A iniciativa de progresso de Afogados partiu desse prefeito que agora vem sendo ampliada pelos seus sucessores. Segui-o nesse exemplo.

Baltazar de Oliveira, que por algum tempo foi prefeito deste Município, deixou seu nome ligado a esta terra pelos benefícios realizados. Trabalhou na sede e nos distritos. O mobiliário escolar foi renovado. Construiu o prédio do Posto de Higiene Municipal, as Escolas Reunidas de Tabira em prédio próprio, etc. Os outros sucessores foram homens trabalhadores, governando em período agitado de política, efemeramente.

Ao tomar posse do cargo para o qual fora eleito, eu não levava planos de administração. Focalizei apenas os principais pontos que iria pôr em execução. Figurava em primeiro ponto a pavimentação da cidade, de suas praças principais e avenidas. Foram feitos dez mil, quinhentos e trinta e seis metros de calçamento. Entretanto, na mensagem que acabo de ler além da pavimentação da cidade, existem inúmeros outros melhoramentos feitos na sede e nos distritos. Eles aí estão desafiando o olhar dos críticos apaixonados, dos críticos desonestos, dos que só vêem a pavimentação como melhoramento feito por mim.

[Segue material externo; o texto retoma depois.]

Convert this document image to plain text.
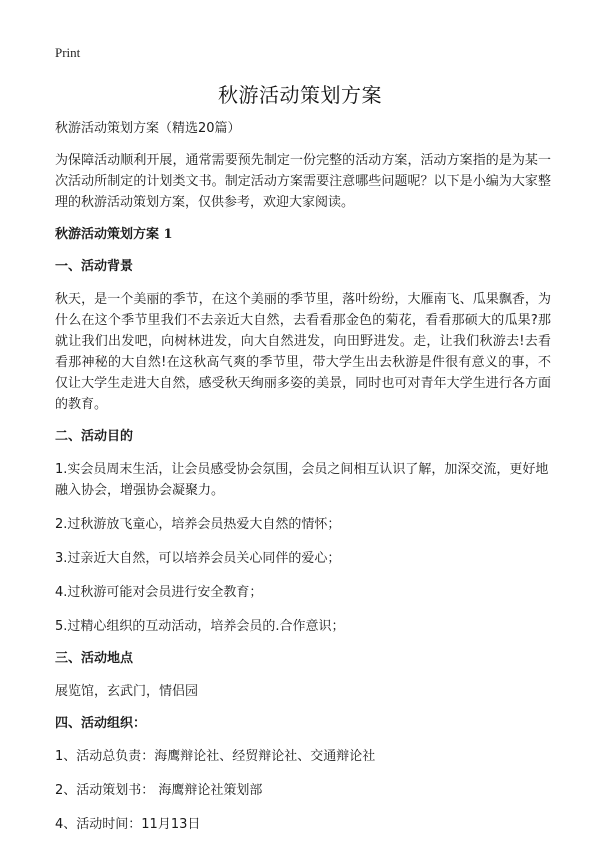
Print
秋游活动策划方案

秋游活动策划方案（精选20篇）

为保障活动顺利开展，通常需要预先制定一份完整的活动方案，活动方案指的是为某一次活动所制定的计划类文书。制定活动方案需要注意哪些问题呢？以下是小编为大家整理的秋游活动策划方案，仅供参考，欢迎大家阅读。

秋游活动策划方案 1

一、活动背景

秋天，是一个美丽的季节，在这个美丽的季节里，落叶纷纷，大雁南飞、瓜果飘香，为什么在这个季节里我们不去亲近大自然，去看看那金色的菊花，看看那硕大的瓜果?那就让我们出发吧，向树林进发，向大自然进发，向田野进发。走，让我们秋游去!去看看那神秘的大自然!在这秋高气爽的季节里，带大学生出去秋游是件很有意义的事，不仅让大学生走进大自然，感受秋天绚丽多姿的美景，同时也可对青年大学生进行各方面的教育。

二、活动目的

1.实会员周末生活，让会员感受协会氛围，会员之间相互认识了解，加深交流，更好地融入协会，增强协会凝聚力。

2.过秋游放飞童心，培养会员热爱大自然的情怀；

3.过亲近大自然，可以培养会员关心同伴的爱心；

4.过秋游可能对会员进行安全教育；

5.过精心组织的互动活动，培养会员的.合作意识；

三、活动地点

展览馆，玄武门，情侣园

四、活动组织：

1、活动总负责：海鹰辩论社、经贸辩论社、交通辩论社

2、活动策划书： 海鹰辩论社策划部

4、活动时间：11月13日
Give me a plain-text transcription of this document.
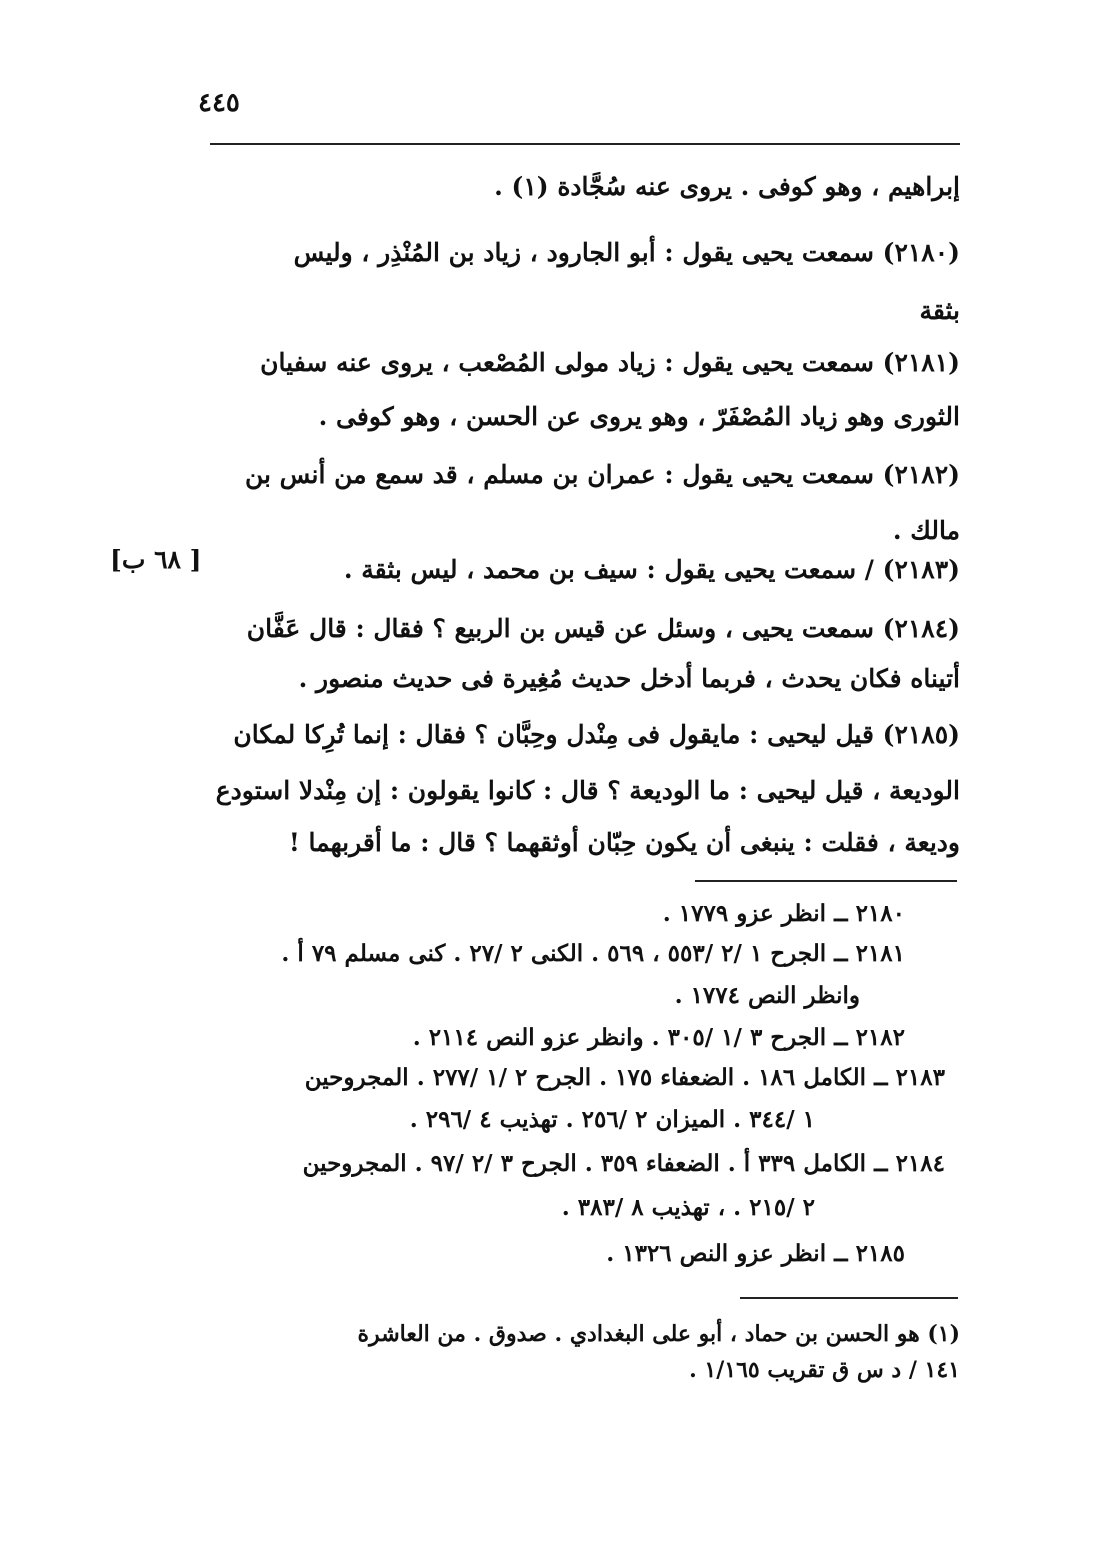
٤٤٥
إبراهيم ، وهو كوفى . يروى عنه سُجَّادة (١) .
(٢١٨٠) سمعت يحيى يقول : أبو الجارود ، زياد بن المُنْذِر ، وليس
بثقة
(٢١٨١) سمعت يحيى يقول : زياد مولى المُصْعب ، يروى عنه سفيان
الثورى وهو زياد المُصْفَرّ ، وهو يروى عن الحسن ، وهو كوفى .
(٢١٨٢) سمعت يحيى يقول : عمران بن مسلم ، قد سمع من أنس بن
مالك .
(٢١٨٣) / سمعت يحيى يقول : سيف بن محمد ، ليس بثقة .
(٢١٨٤) سمعت يحيى ، وسئل عن قيس بن الربيع ؟ فقال : قال عَفَّان
أتيناه فكان يحدث ، فربما أدخل حديث مُغِيرة فى حديث منصور .
(٢١٨٥) قيل ليحيى : مايقول فى مِنْدل وحِبَّان ؟ فقال : إنما تُرِكا لمكان
الوديعة ، قيل ليحيى : ما الوديعة ؟ قال : كانوا يقولون : إن مِنْدلا استودع
وديعة ، فقلت : ينبغى أن يكون حِبّان أوثقهما ؟ قال : ما أقربهما !
[ ٦٨ ب]
٢١٨٠ ــ انظر عزو ١٧٧٩ .
٢١٨١ ــ الجرح ١ /٢ /٥٥٣ ، ٥٦٩ . الكنى ٢ /٢٧ . كنى مسلم ٧٩ أ .
وانظر النص ١٧٧٤ .
٢١٨٢ ــ الجرح ٣ /١ /٣٠٥ . وانظر عزو النص ٢١١٤ .
٢١٨٣ ــ الكامل ١٨٦ . الضعفاء ١٧٥ . الجرح ٢ /١ /٢٧٧ . المجروحين
١ /٣٤٤ . الميزان ٢ /٢٥٦ . تهذيب ٤ /٢٩٦ .
٢١٨٤ ــ الكامل ٣٣٩ أ . الضعفاء ٣٥٩ . الجرح ٣ /٢ /٩٧ . المجروحين
٢ /٢١٥ . ، تهذيب ٨ /٣٨٣ .
٢١٨٥ ــ انظر عزو النص ١٣٢٦ .
(١) هو الحسن بن حماد ، أبو على البغدادي . صدوق . من العاشرة
١٤١ / د س ق تقريب ١/١٦٥ .
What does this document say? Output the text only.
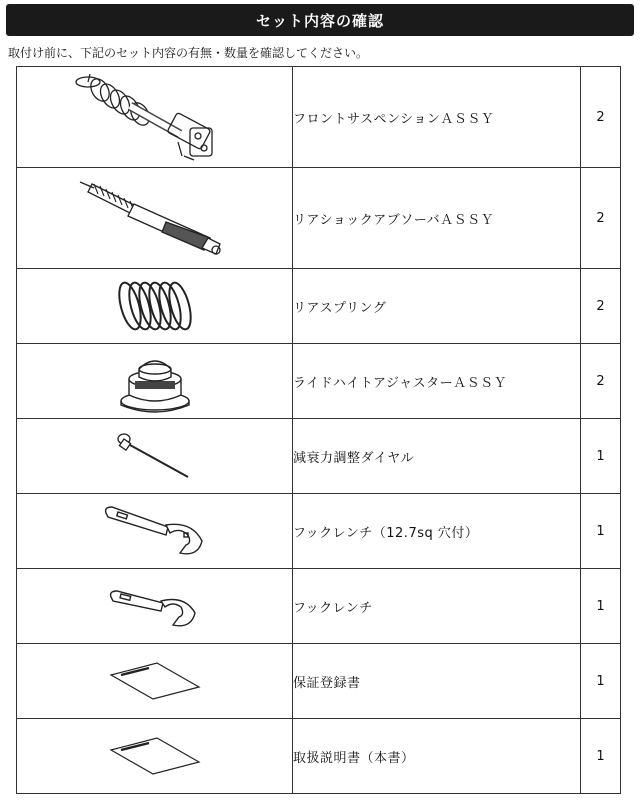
セット内容の確認
取付け前に、下記のセット内容の有無・数量を確認してください。
	フロントサスペンションＡＳＳＹ	2

	リアショックアブソーバＡＳＳＹ	2

	リアスプリング	2

	ライドハイトアジャスターＡＳＳＹ	2

	減衰力調整ダイヤル	1

	フックレンチ（12.7sq 穴付）	1

	フックレンチ	1

	保証登録書	1

	取扱説明書（本書）	1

Senhores Vereadores, recordo-me bem de quando vos dirigi à palavra no ato de nossa posse, de que a política não entravaria nossa administração, que entre vós estavam incluídas pessoas que muito me mereciam. E, hoje, senhores Vereadores, nesta despedida que faço à Câmara, reafirmo aquilo que disse anteriormente. Se não fora a vossa cooperação leal e valiosa, eu não terminaria o meu mandato sem empecilhos. Não surgiram à nossa frente obstáculos criados por vós, capazes de prejudicar a nossa administração. Os insignificantes mal entendidos porventura surgidos desapareceram e, de nossa parte, os consideramos esquecidos.

Senhores Vereadores, nem todos os projetos puderam ser executados, ora a falta de numerário ou a exigüidade de tempo. Não só o município deixou de cumpri-los. Inúmeros projetos adormecem nas mãos do Governador do Estado e não são executados por motivos superiores, muitos deles vão entrar em execução em outras administrações. Durante quatro anos de administração estou convicto de que não pude satisfazer a certos interesses, prejudiciais à minha honestidade e à administração municipal. Sempre desejei deixar a prefeitura sem peso na consciência, olhando firme para frente e com as mãos limpas.

Estou grato a todos que não procuraram criar embaraços à minha administração. Agradeço aos meus adversários políticos que se manifestaram satisfeitos com a minha gestão na Prefeitura Municipal. Há, entre eles, cidadãos por quem tenho verdadeira admiração, e esse registro eu o faço na certeza de que Afogados da Ingazeira marcharia vitorioso dirigido por homens como esses.

Senhores Vereadores, neste último contacto que tenho convosco, trabalhando em conjunto pelo progresso desta terra, quando desapareceram os ressentimentos políticos com a pacificação do Município, eu vos faço um apelo, sobretudo dirigindo aos vereadores reeleitos, para que mantenham maior aproximação com o novo edil, nosso candidato, cooperando com a sua administração e participando do crescente soerguimento dos Afogados da Ingazeira.